Although it was odd, wasn't it? Why was there a wooden beam overhead for Danyl to hit his head on? Wasn't he encased in concrete? And why was he lying in mud and not water? He thought about this, knowing that these thoughts might be his last. Was the beam above him like the plank in the accessway? A makeshift bridge? If it was a bridge, what did it connect with? Entrances and exits from the tunnel?

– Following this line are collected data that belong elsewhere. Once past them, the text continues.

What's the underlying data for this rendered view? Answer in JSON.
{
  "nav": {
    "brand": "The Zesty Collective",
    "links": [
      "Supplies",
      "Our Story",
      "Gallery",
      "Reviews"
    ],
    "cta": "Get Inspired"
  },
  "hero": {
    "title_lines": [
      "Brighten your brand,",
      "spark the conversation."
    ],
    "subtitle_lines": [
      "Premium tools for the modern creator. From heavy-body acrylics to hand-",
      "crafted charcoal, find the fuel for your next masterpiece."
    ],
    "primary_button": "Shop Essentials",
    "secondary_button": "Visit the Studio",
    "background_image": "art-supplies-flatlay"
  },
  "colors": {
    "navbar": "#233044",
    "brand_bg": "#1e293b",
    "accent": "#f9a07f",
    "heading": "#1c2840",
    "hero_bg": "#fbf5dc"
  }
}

It doesn't matter, the sickness replied, soothing, calm. Lie down. Be at peace.

But Danyl was curious. Groaning, he pulled himself out of the mud. He could stand. He wasn't in a drain anymore but some sort of tall, narrow maintenance area, probably for clearing away the debris lodged against the bars. He clawed his way up the wall and gripped the plank and pulled himself onto it. After a few seconds of agonised fumbling, he found the wall, the ledge the plank rested on, and the bottom of a flight of steps.

Yes, they're steps, the voice of the sickness conceded, but they are steps to nowhere. There's nothing out there. There's no escape, just a delay of the inevitable. And the voice was right. Danyl accepted that. But, inevitability aside, he did want to know where the steps led. So he crawled up them, each occasional beat of his heart like a hammer-blow to his chest. Each narrow stone step that he collapsed on felt as if it would be his last, yet somehow he continued on. After an unknown length of time, he realised he could see his hands. The darkness was no longer total.